Executive Housekeeper Maryann Rodino supervises a staff of 20 whose job is to keep our Spa, Inn and Villas clean, uncluttered and inviting to the eye. Here are some tips from Maryann on how to spruce up the look of a room in your room to better please your eyes.

A fresh coat of paint does wonders and costs very little. If you have the time and energy, consider repainting a room. If that is not possible, check out the trim that frames the doors and windows inside your house. Are there scuffs and scratches? Find the original can of paint (you labeled it, didn't you?) in your basement and touch up the trim. You will feel a great uplift when you walk by, knowing those dings and scratches are a thing of the past.

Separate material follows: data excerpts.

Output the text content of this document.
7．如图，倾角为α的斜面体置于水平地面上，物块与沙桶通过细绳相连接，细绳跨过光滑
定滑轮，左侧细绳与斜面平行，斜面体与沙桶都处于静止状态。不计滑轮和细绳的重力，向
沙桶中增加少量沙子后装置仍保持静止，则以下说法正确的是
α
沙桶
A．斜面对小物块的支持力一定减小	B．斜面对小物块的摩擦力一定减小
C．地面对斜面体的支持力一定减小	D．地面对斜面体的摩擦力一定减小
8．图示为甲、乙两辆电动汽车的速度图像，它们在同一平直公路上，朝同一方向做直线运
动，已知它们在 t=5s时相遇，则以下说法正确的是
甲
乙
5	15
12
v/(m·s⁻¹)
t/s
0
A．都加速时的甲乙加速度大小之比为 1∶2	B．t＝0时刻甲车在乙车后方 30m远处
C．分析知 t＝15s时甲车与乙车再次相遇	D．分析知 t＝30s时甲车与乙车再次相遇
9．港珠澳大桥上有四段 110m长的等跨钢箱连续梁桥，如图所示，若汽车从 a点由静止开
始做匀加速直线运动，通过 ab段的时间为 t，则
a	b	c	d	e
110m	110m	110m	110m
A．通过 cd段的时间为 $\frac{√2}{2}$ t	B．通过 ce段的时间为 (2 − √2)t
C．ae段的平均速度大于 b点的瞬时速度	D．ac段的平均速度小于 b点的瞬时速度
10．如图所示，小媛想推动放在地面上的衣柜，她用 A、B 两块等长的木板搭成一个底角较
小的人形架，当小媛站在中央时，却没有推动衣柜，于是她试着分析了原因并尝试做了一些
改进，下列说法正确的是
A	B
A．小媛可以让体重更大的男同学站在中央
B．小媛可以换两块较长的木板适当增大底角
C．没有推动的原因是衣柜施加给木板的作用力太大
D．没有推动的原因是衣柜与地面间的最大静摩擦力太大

Take a walk through the house and see if some spaces have become too cluttered with gifts and impulse buys. Some people like to remove all items from a shelf or table, thoroughly clean the surface and put them back one at a time. You may find that you want to stop short of putting everything back. All surfaces need a little "space" for breathing. If you have too much, particularly decorative items that have no personal or sentimental meaning to you, consider a donation to a charity. What is extra to you might fulfill a basic need for someone you've never met.

Finally, what does the entryway of your home look like? It's the first thing guests will see. Take a good look at it and think about what items you might switch out from other rooms of the house or from storage to refresh the entry. It should merit some attention. It is, after all, the first visual impression guests have of your home.